'I still don't want to quit'

June Prentice of Mendota usually gives quilts to her family and friends, or enters them into a fair. But this quilt is either on her bed, couch, or waiting in a tote for the Christmas quilt to retire from the holiday season. (Reporter photo by Brandon LaChance)

J. Prentice has been quilting since 1976, and doesn't plan to stop


Staff writer

MENDOTA – June Prentice has lived in Mendota, Compton, Paw Paw, and other local communities during her entire 81 years.

She attended the original Blackstone School and Mendota High School buildings and watched the building of the ones that are used today.

Through this time, through the years, Prentice has seen a lot of changes. But for her, she had one normal, one constant she always relied on: quilting.

“My dad’s mother, Grandma Wilhelmina “Mini” Zimmerman, I don’t know how she learned how to quilt, but she was a very good quilter and she taught her daughters,” said Prentice, who graduated from MHS in 1959. “My mother (Rose Zimmerman) learned from her. In the 1970s, there used to be home quilt parties, like a Tupperware party, and you bought blocks of cloth and you painted them. I made my first quilt in 1976. My blocks were about 1776 because it was for the United States Bicentennial.
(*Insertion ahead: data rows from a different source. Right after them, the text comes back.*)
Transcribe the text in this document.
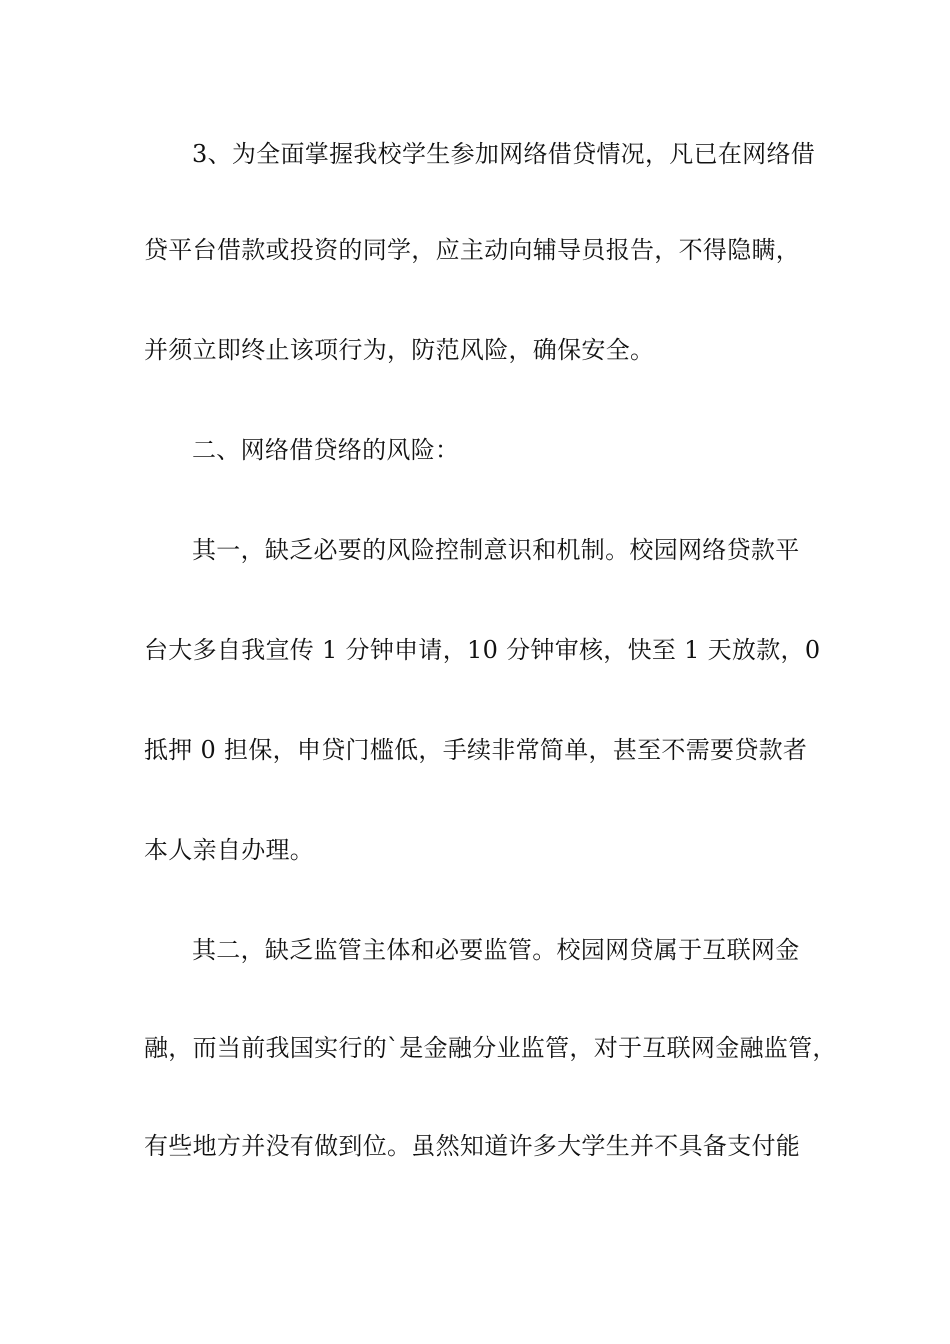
3、为全面掌握我校学生参加网络借贷情况，凡已在网络借
贷平台借款或投资的同学，应主动向辅导员报告，不得隐瞒，
并须立即终止该项行为，防范风险，确保安全。
二、网络借贷络的风险：
其一，缺乏必要的风险控制意识和机制。校园网络贷款平
台大多自我宣传 1 分钟申请，10 分钟审核，快至 1 天放款，0
抵押 0 担保，申贷门槛低，手续非常简单，甚至不需要贷款者
本人亲自办理。
其二，缺乏监管主体和必要监管。校园网贷属于互联网金
融，而当前我国实行的`是金融分业监管，对于互联网金融监管，
有些地方并没有做到位。虽然知道许多大学生并不具备支付能
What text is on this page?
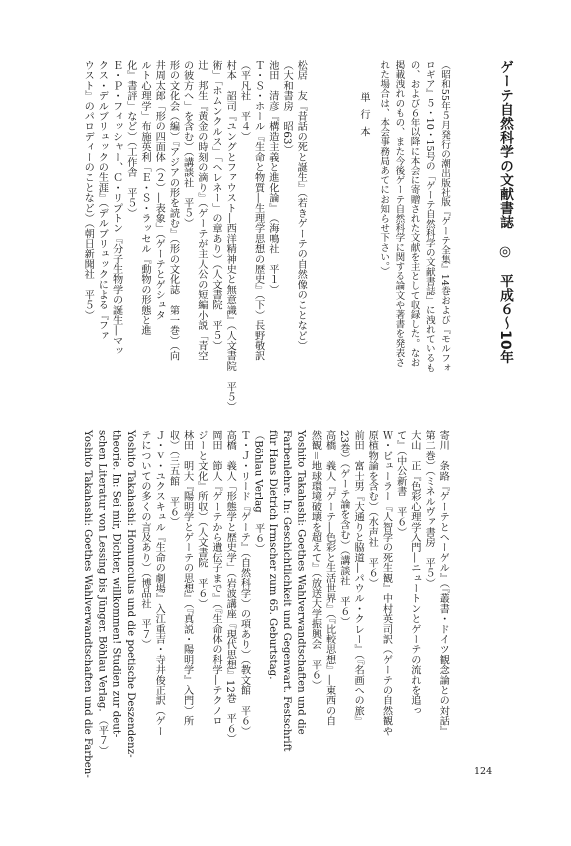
ゲーテ自然科学の文献書誌　◎　平成６〜10年
（昭和55年５月発行の潮出版社版『ゲーテ全集』14巻および『モルフォ
ロギア』５・10・15号の「ゲーテ自然科学の文献書誌」に洩れているも
の、および６年以降に本会に寄贈された文献を主として収録した。なお
掲載洩れのもの、また今後ゲーテ自然科学に関する論文や著書を発表さ
れた場合は、本会事務局あてにお知らせ下さい。）
単行本
松居　友『昔話の死と誕生』（若きゲーテの自然像のことなど）
（大和書房　昭63）
池田　清彦『構造主義と進化論』　（海鳴社　平１）
Ｔ・Ｓ・ホール『生命と物質―生理学思想の歴史』（下）長野敬訳
（平凡社　平４）
村本　詔司『ユングとファウスト―西洋精神史と無意識』（人文書院　平５）
術」「ホムンクルス」「ヘレネー」の章あり）（人文書院　平５）
辻　邦生『黄金の時刻の滴り』（ゲーテが主人公の短編小説「青空
の彼方へ」を含む）（講談社　平５）
形の文化会（編）『アジアの形を読む』（形の文化誌　第一巻）（向
井周太郎「形の四面体（２）―表象」（ゲーテとゲシュタ
ルト心理学」布施英利「Ｅ・Ｓ・ラッセル『動物の形態と進
化』書評」など）（工作舎　平５）
Ｅ・Ｐ・フィッシャー、Ｃ・リプトン『分子生物学の誕生―マッ
クス・デルブリュックの生涯』（デルブリュックによる『ファ
ウスト』のパロディーのことなど）（朝日新聞社　平５）
寄川　条路『ゲーテとヘーゲル』（『叢書・ドイツ観念論との対話』
第二巻）（ミネルヴァ書房　平５）
大山　正『色彩心理学入門―ニュートンとゲーテの流れを追っ
て』（中公新書　平６）
Ｗ・ビューラー『人智学の死生観』中村英司訳（ゲーテの自然観や
原植物論を含む）（水声社　平６）
前田　富士男『大通りと脇道―パウル・クレー』（『名画への旅』
23巻）（ゲーテ論を含む）（講談社　平６）
高橋　義人『ゲーテ―色彩と生活世界』（『比較思想』―東西の自
然観＝地球環境破壊を超えて』（放送大学振興会　平６）
Yoshito Takahashi: Goethes Wahlverwandtschaften und die
Farbenlehre. In: Geschichtlichkeit und Gegenwart. Festschrift
für Hans Dietrich Irmscher zum 65. Geburtstag.
（Böhlau Verlag　平６）
Ｔ・Ｊ・リード『ゲーテ』（自然科学）の項あり）（教文館　平６）
高橋　義人「形態学と歴史学」（岩波講座『現代思想』12巻　平６）
岡田　節人『ゲーテから遺伝子まで』（『生命体の科学―テクノロ
ジーと文化』所収）（人文書院　平６）
林田　明大『陽明学とゲーテの思想』（『真説・陽明学』入門）所
収）（三五館　平６）
Ｊ・ｖ・ユクスキュル『生命の劇場』入江重吉・寺井俊正訳（ゲー
テについての多くの言及あり）（博品社　平７）
Yoshito Takahashi: Homunculus und die poetische Deszendenz-
theorie. In: Sei mir, Dichter, willkommen! Studien zur deut-
schen Literatur von Lessing bis Jünger. Böhlau Verlag. （平７）
Yoshito Takahashi: Goethes Wahlverwandtschaften und die Farben-	124
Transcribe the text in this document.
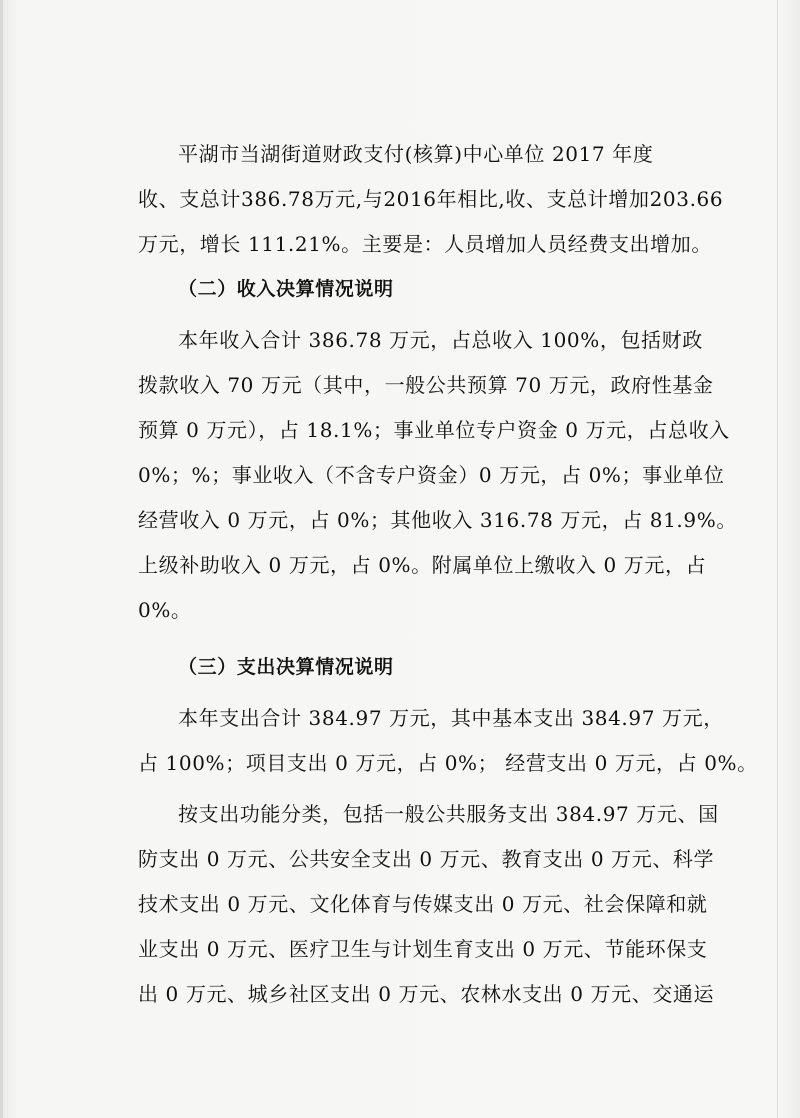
平湖市当湖街道财政支付(核算)中心单位 2017 年度
收、支总计386.78万元,与2016年相比,收、支总计增加203.66
万元，增长 111.21%。主要是：人员增加人员经费支出增加。
（二）收入决算情况说明
本年收入合计 386.78 万元，占总收入 100%，包括财政
拨款收入 70 万元（其中，一般公共预算 70 万元，政府性基金
预算 0 万元），占 18.1%；事业单位专户资金 0 万元，占总收入
0%；%；事业收入（不含专户资金）0 万元，占 0%；事业单位
经营收入 0 万元，占 0%；其他收入 316.78 万元，占 81.9%。
上级补助收入 0 万元，占 0%。附属单位上缴收入 0 万元，占
0%。
（三）支出决算情况说明
本年支出合计 384.97 万元，其中基本支出 384.97 万元，
占 100%；项目支出 0 万元，占 0%； 经营支出 0 万元，占 0%。
按支出功能分类，包括一般公共服务支出 384.97 万元、国
防支出 0 万元、公共安全支出 0 万元、教育支出 0 万元、科学
技术支出 0 万元、文化体育与传媒支出 0 万元、社会保障和就
业支出 0 万元、医疗卫生与计划生育支出 0 万元、节能环保支
出 0 万元、城乡社区支出 0 万元、农林水支出 0 万元、交通运
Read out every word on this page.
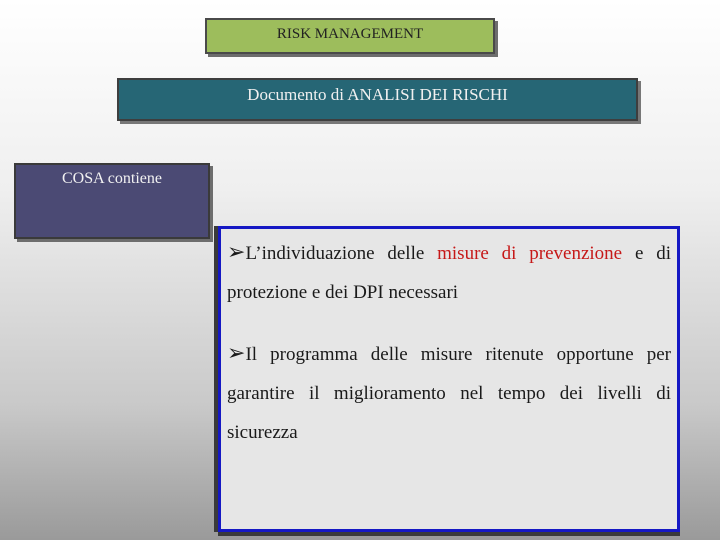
RISK MANAGEMENT
Documento di ANALISI DEI RISCHI
COSA contiene

➢L’individuazione delle misure di prevenzione e di protezione e dei DPI necessari

➢Il programma delle misure ritenute opportune per garantire il miglioramento nel tempo dei livelli di sicurezza
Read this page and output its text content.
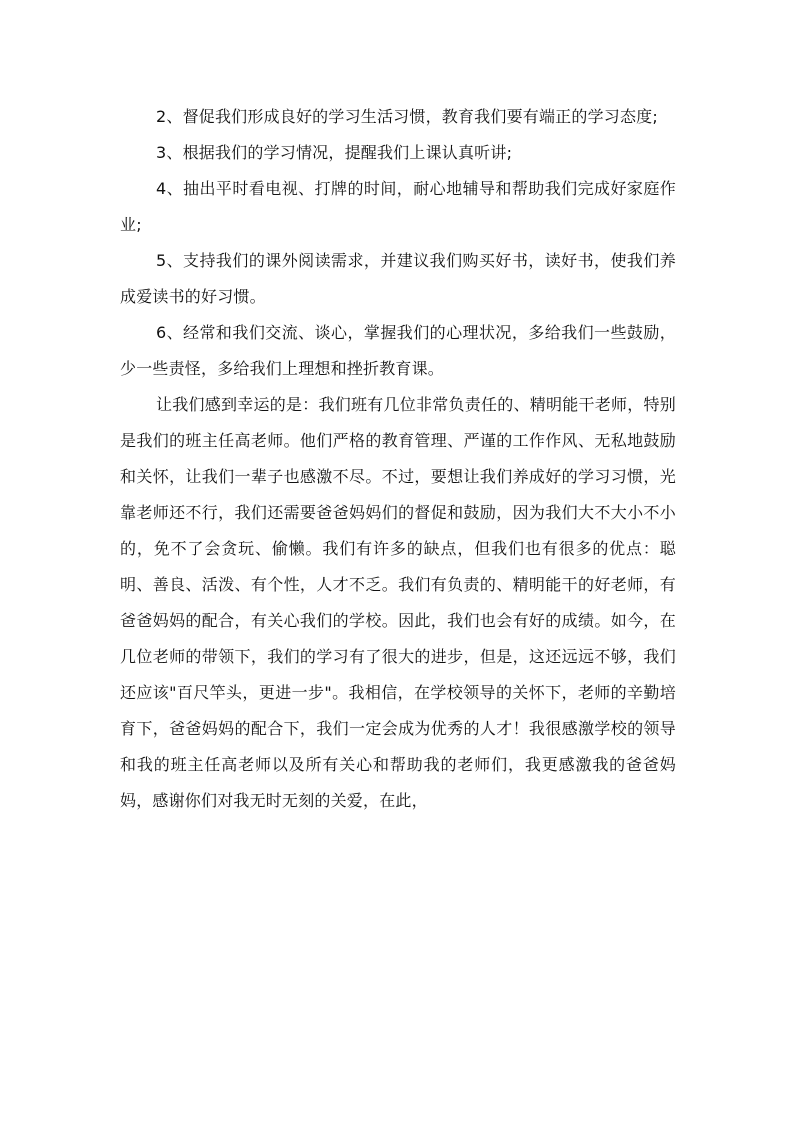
2、督促我们形成良好的学习生活习惯，教育我们要有端正的学习态度;

3、根据我们的学习情况，提醒我们上课认真听讲;

4、抽出平时看电视、打牌的时间，耐心地辅导和帮助我们完成好家庭作业;

5、支持我们的课外阅读需求，并建议我们购买好书，读好书，使我们养成爱读书的好习惯。

6、经常和我们交流、谈心，掌握我们的心理状况，多给我们一些鼓励，少一些责怪，多给我们上理想和挫折教育课。

让我们感到幸运的是：我们班有几位非常负责任的、精明能干老师，特别是我们的班主任高老师。他们严格的教育管理、严谨的工作作风、无私地鼓励和关怀，让我们一辈子也感激不尽。不过，要想让我们养成好的学习习惯，光靠老师还不行，我们还需要爸爸妈妈们的督促和鼓励，因为我们大不大小不小的，免不了会贪玩、偷懒。我们有许多的缺点，但我们也有很多的优点：聪明、善良、活泼、有个性，人才不乏。我们有负责的、精明能干的好老师，有爸爸妈妈的配合，有关心我们的学校。因此，我们也会有好的成绩。如今，在几位老师的带领下，我们的学习有了很大的进步，但是，这还远远不够，我们还应该"百尺竿头，更进一步"。我相信，在学校领导的关怀下，老师的辛勤培育下，爸爸妈妈的配合下，我们一定会成为优秀的人才！我很感激学校的领导和我的班主任高老师以及所有关心和帮助我的老师们，我更感激我的爸爸妈妈，感谢你们对我无时无刻的关爱，在此，
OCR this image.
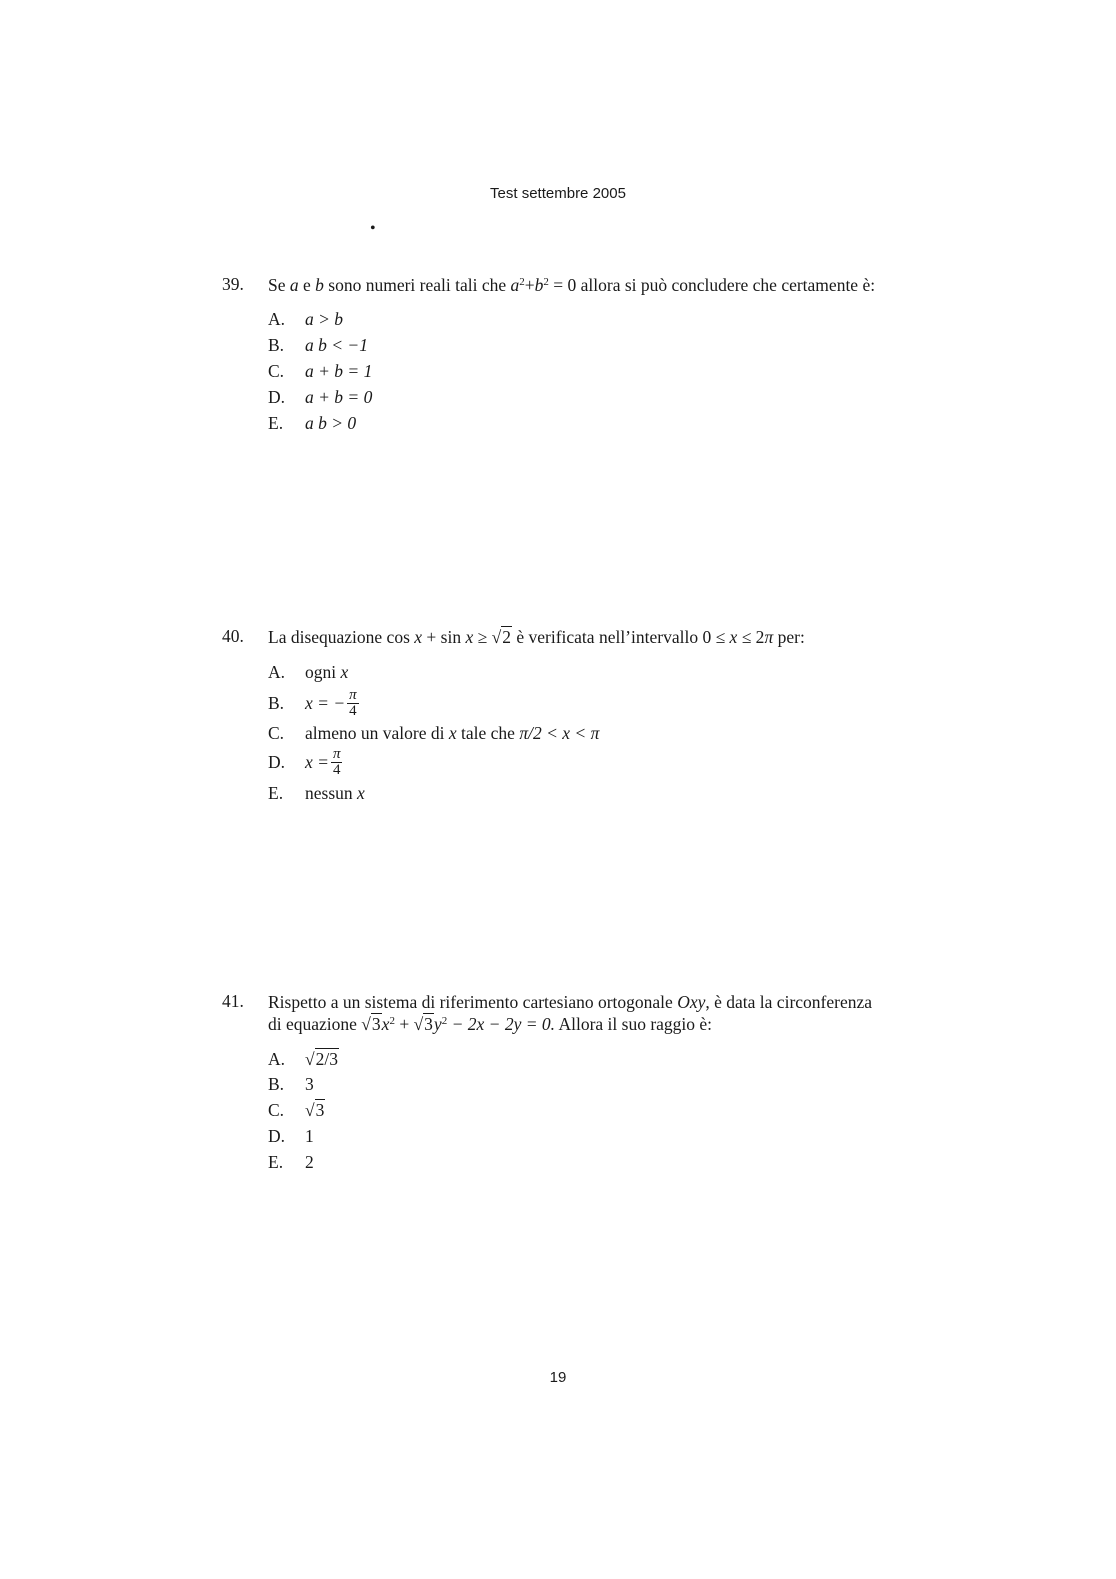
Test settembre 2005
•
39. Se a e b sono numeri reali tali che $a^2+b^2 = 0$ allora si può concludere che certamente è:
A.	a > b
B.	a b < −1
C.	a + b = 1
D.	a + b = 0
E.	a b > 0
40. La disequazione cos x + sin x ≥ √2 è verificata nell’intervallo 0 ≤ x ≤ 2π per:
A.	ogni
x
B.	x = − $\frac{\pi}{4}$
C.	almeno un valore di
x
tale che
π/2 < x < π
D.	$x = \frac{\pi}{4}$
E.	nessun
x
41. Rispetto a un sistema di riferimento cartesiano ortogonale Oxy, è data la circonferenza
di equazione $√3x^2 + √3y^2 - 2x - 2y = 0$. Allora il suo raggio è:
A.	√2/3
B.	3
C.	√3
D.	1
E.	2
19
“I didn’t learn how to quilt from my grandmother because she died when I was in the eighth grade. I got started through my mother. Another lady (Sandy Barsky) and I started a quilt guild. I thought I knew a lot about quilting, ha, boy did I learn a lot more once I joined the guild and got together with a bunch of ladies who could quilt.”

The Nine Patch Quilt Guild, started in 1988 by Prentice and Barsky, is still going strong today.

What started as a group of four women at the first meeting, now has 28 quilters who show up at the Dickinson House in Oglesby the second Tuesday of every month.

The guild gave Prentice a place to learn different techniques and now she is able to share her experiences and skills with others.

“I used to quilt a queen quilt in 4-5 weeks. That’s just hand quilting it, that’s not piecing it together or anything,” said Prentice, who used to buy every quilt book that was published to find new designs and new types of quilts. “I’m not that speedy anymore and I have other things I want to do.

“I give most of my quilts away, but I said, ‘My bedroom is in blue, I love this one, and I’m keeping this one.’ Now, it’s usually on my bed. At Christmas time, I switch the quilt on my bed to a Christmas quilt. While I’m finishing a quilt, I’m already thinking of ideas for the next quilt. My mother (Rose Zimmerman) used to ask, ‘Well, which one are you going to put up next?’ I would always answer, ‘I got about four or five I could come up with.’”

Since 1976, Prentice estimates she has made more than 500 quilts.

The quilter has photo books with a photo and a description of her first 330 quilts she has made for people or submitted to Mendota’s Tri-County Fair or to the Sandwich Fair.

However, once her camera broke and she purchased a replacement, the quilt documentation stopped.

“I made quilts for all four of my children, my grandchildren, my great-grandchildren, and now I’m working on my great-great-grandchildren,” Prentice said. “I already have a yellow quilt picked out and started for my newest great-great grandchild. There is one little guy that doesn’t have his yet, but he’ll get it, I’m just piecing it together.

“It was just a bug and it bit me. I just had to keep doing another one after I finished a quilt. I had an idea already ready to go and I wanted to try it for the next quilt. You can call it an obsession, but you get started and you come up with different ideas.

“Once I got started, I didn’t want to quit quilting. I still don’t want to quit.”

With 47 years of quilting comes memories.

Prentice has formed memories tied to each of her family members including her children, their children, her husband James Prentice, who passed away from lung cancer in 2005, her mother Rosemary, and her grandmother Mini.

“My mother and I both used to enter quilts in the Mendota Tri-County Fair,” Prentice said. “It was fun to compete against my mother. It was interesting. Sometimes I would get a blue ribbon and sometimes she won the blue ribbon.”

Now, Prentice is hoping the traditions will pass on.

Building memories of your loved ones, being excited about new ideas, and creating bonds through quilting whether those bonds are with a school, a fair, or a loved one.

“I feel like it’s a family tradition. When I made my first quilt, I thought, ‘I’m going to do a quilt just to carry it on for one more generation.’ I was hoping either my daughters or my granddaughters or someone would pick it up,” Prentice said. “It hasn’t happened yet, and I have a feeling that it’s not going to be passed on because everyone is so busy with their jobs and everything they do.

“They also have small kids. When I started quilting, my twin boys (Brad, passed away in 2021 and Tim) were 15, I had a 13-year-old daughter (Kim) and 9-year-old daughter (Kelly). I began in my early 40s.

“I’m 81, so I want to get everyone a quilt before I leave this world. Hopefully, I get to show someone else how to quilt.”